Alla COP 29 in corso a Baku, Azerbaijan, il tema caldo è il New Collective Quantified Goal (NCQG), un obiettivo ambizioso di finanza climatica per sostenere i Paesi in via di sviluppo a partire dal 2025. Questo nuovo target punta a mobilitare trilioni di dollari per finanziare progetti di adattamento e resilienza climatica.

Un recente rapporto, stilato da un team di esperti guidati da economisti di fama come Nicholas Stern, sottolinea che saranno necessari oltre 1.000 miliardi di dollari l’anno entro il 2030 per raggiungere questi obiettivi.

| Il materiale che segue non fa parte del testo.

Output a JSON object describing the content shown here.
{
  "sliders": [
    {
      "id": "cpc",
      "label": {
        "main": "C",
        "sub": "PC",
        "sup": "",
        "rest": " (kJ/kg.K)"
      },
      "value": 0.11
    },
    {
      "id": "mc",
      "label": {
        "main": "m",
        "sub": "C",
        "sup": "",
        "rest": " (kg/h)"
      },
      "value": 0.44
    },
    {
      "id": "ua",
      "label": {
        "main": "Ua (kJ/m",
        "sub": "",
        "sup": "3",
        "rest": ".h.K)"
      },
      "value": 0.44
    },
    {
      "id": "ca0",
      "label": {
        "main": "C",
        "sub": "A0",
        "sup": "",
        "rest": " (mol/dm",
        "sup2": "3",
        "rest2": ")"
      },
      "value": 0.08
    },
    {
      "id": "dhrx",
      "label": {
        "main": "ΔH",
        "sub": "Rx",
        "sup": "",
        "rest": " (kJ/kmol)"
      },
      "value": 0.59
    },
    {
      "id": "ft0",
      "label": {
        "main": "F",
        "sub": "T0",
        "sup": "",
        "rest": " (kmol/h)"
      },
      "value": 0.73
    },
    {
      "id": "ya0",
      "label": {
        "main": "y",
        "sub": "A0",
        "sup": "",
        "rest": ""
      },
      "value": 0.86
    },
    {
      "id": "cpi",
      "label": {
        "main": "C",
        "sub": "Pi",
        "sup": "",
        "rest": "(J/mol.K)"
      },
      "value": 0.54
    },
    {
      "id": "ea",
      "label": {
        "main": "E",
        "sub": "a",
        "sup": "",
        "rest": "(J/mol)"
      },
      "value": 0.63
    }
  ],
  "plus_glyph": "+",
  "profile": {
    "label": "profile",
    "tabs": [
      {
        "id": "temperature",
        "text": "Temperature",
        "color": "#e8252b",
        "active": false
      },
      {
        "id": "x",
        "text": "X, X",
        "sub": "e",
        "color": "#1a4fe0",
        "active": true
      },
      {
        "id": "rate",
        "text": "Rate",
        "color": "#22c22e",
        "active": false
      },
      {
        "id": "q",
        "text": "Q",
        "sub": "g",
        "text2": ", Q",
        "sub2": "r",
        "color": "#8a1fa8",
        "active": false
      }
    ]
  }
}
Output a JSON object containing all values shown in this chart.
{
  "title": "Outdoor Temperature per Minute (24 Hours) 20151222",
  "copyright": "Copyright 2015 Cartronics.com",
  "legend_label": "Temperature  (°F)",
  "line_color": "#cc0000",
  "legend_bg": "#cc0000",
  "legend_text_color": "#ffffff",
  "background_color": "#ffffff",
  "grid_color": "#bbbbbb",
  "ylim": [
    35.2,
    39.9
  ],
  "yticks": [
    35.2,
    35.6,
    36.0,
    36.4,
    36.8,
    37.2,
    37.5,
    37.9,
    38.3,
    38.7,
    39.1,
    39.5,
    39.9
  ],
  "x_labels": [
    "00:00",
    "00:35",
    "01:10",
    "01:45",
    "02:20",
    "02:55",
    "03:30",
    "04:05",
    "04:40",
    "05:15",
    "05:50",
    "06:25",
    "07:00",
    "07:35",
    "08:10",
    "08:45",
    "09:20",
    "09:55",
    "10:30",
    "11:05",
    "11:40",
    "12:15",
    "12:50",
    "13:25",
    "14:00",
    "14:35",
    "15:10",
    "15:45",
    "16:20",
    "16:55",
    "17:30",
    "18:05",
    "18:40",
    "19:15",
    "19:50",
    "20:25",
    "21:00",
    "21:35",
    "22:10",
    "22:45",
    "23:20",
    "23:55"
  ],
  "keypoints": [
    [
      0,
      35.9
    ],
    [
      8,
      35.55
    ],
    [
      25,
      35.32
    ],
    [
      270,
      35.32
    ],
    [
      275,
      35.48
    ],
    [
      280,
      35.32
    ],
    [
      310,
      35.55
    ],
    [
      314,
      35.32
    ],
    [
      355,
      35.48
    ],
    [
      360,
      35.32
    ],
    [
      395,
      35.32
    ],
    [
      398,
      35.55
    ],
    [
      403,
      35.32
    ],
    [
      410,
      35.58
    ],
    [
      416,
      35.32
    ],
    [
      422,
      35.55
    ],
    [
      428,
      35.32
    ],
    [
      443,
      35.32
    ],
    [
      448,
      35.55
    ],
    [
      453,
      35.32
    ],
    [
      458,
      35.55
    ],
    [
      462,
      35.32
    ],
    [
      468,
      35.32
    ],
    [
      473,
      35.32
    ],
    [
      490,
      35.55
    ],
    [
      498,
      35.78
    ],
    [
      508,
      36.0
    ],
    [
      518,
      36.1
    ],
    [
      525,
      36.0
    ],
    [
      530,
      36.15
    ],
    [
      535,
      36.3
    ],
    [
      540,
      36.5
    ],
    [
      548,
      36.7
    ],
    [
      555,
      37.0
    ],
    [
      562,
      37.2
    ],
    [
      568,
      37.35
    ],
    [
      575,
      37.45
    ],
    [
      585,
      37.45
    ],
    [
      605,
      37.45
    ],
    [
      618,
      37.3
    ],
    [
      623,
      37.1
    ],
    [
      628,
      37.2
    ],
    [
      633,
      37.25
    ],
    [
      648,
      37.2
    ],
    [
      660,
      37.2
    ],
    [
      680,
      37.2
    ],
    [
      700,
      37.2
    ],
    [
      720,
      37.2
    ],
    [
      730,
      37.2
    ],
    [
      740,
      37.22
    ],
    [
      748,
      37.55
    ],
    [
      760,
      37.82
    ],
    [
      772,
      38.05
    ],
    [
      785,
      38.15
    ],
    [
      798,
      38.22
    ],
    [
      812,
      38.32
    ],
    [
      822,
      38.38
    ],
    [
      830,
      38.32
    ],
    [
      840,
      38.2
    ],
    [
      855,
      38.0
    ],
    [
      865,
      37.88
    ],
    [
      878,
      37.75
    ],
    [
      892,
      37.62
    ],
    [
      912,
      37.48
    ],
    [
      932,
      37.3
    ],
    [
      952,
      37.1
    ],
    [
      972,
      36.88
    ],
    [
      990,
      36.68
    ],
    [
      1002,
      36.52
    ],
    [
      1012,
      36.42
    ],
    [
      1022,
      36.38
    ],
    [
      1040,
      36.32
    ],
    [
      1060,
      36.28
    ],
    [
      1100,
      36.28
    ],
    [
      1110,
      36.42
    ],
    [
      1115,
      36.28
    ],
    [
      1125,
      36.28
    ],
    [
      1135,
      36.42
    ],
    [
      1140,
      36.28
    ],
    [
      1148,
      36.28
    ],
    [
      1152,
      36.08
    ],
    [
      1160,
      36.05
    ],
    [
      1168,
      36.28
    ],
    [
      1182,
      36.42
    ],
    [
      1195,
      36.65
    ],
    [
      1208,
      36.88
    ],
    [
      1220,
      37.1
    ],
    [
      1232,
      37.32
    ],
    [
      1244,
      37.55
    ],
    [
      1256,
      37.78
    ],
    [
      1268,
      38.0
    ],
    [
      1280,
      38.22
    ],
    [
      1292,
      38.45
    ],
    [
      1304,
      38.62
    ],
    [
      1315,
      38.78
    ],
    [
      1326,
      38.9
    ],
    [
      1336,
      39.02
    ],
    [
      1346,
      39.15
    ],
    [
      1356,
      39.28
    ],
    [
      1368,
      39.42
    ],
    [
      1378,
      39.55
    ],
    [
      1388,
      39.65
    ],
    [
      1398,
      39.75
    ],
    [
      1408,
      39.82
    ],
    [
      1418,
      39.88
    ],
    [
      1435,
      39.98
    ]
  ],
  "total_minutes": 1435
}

Si tratta di cifre astronomiche che superano di gran lunga i 100 miliardi di dollari annuali promessi alla COP 15 di Copenaghen nel 2009, ma raggiunti solo nel 2022.

 

COP 29: sfide e contraddizioni

Nonostante la crescente urgenza, la COP 29 è segnata da posizioni divergenti. Paesi come gli Stati Uniti e l’Argentina stanno minacciando di abbandonare gli Accordi di Parigi, mentre altre economie avanzate faticano a mantenere le promesse finanziarie.

L’Italia, ad esempio, continua a promuovere investimenti in combustibili fossili sotto la bandiera della “neutralità tecnologica”. Tuttavia, c’è qualche segnale positivo: un recente accordo tra Italia e Kenya prevede 150 milioni di euro per progetti climatici, tra cui la riforestazione e il miglioramento dei trasporti urbani.

L’Unione Europea, intanto, ha votato per un nuovo approccio alla finanza climatica che sia equo e basato sul principio del “chi inquina paga”.

La richiesta è chiara: abbandonare progressivamente tutte le sovvenzioni ai combustibili fossili e spostare i fondi verso azioni pro-clima, come energie rinnovabili e transizione energetica.

 

Il futuro: un’occasione da non perdere

L’azione climatica richiede uno sforzo collettivo senza precedenti, con una spesa globale stimata in oltre 2.400 miliardi di dollari l’anno tra fondi interni ed esterni. Questi finanziamenti saranno cruciali per settori come le energie rinnovabili, la resilienza ai cambiamenti climatici e la gestione di perdite e danni causati da eventi estremi.

La sfida è chiara: trovare un equilibrio tra urgenza, equità e responsabilità condivisa. Solo con impegni concreti e una visione comune sarà possibile evitare conseguenze catastrofiche per il pianeta.